So if I'm eligible to apply in 28 days and booked an appointment now, so long as my appointment falls after I'm eligible to re-apply, I can go ahead and request an appointment, for example, today, even though I'm not yet eligible? Just trying to be sure.

Thanks again.


----------



## nyclon (Apr 3, 2011)

LondonLady34 said:


> Thank you, Nyclon. The UKVI website says you can book an appointment up to 42 days in advance, but I guess that's not the waiting time (apologies for the confusion): https://www.gov.uk/ukvi-premium-service-centres/book-an-appointment.


Hmm. They've changed that recently. It used to be 42 then 28 now 42 again. 

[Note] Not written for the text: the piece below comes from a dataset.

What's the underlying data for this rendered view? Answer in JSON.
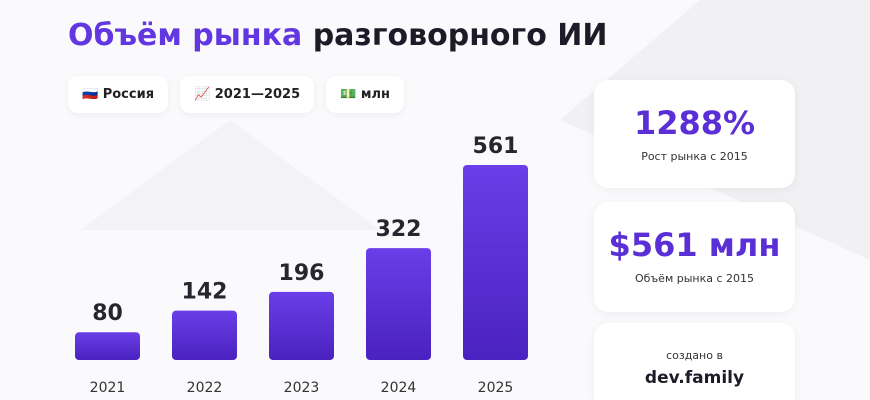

> So if I'm eligible to apply in 28 days and booked an appointment now, so long as my appointment falls after I'm eligible to re-apply, I can go ahead and request an appointment, for example, today, even though I'm not yet eligible? Just trying to be sure.
> 
> Thanks again.


Yes.


----------



## grasshopper33 (Mar 17, 2014)

Great info in this thread! Wondering...do we have to send a pre-paid envelope to receive our documents back like we did on the original spouse visa or do they just send them back? Thanks!!


----------



## Whatshouldwedo (Sep 29, 2013)

I think if you want your documents to be sent back by Special Delivery, you have to include a pre paid Special Delivery envelope. Otherwise they will be returned to you by Recorded Delivery.


----------



## grasshopper33 (Mar 17, 2014)

Thank you! I think I'll just skip the envelope then. Phew! It seems so much simpler than the spouse visa, and that's oddly worrying if you know what I mean.


----------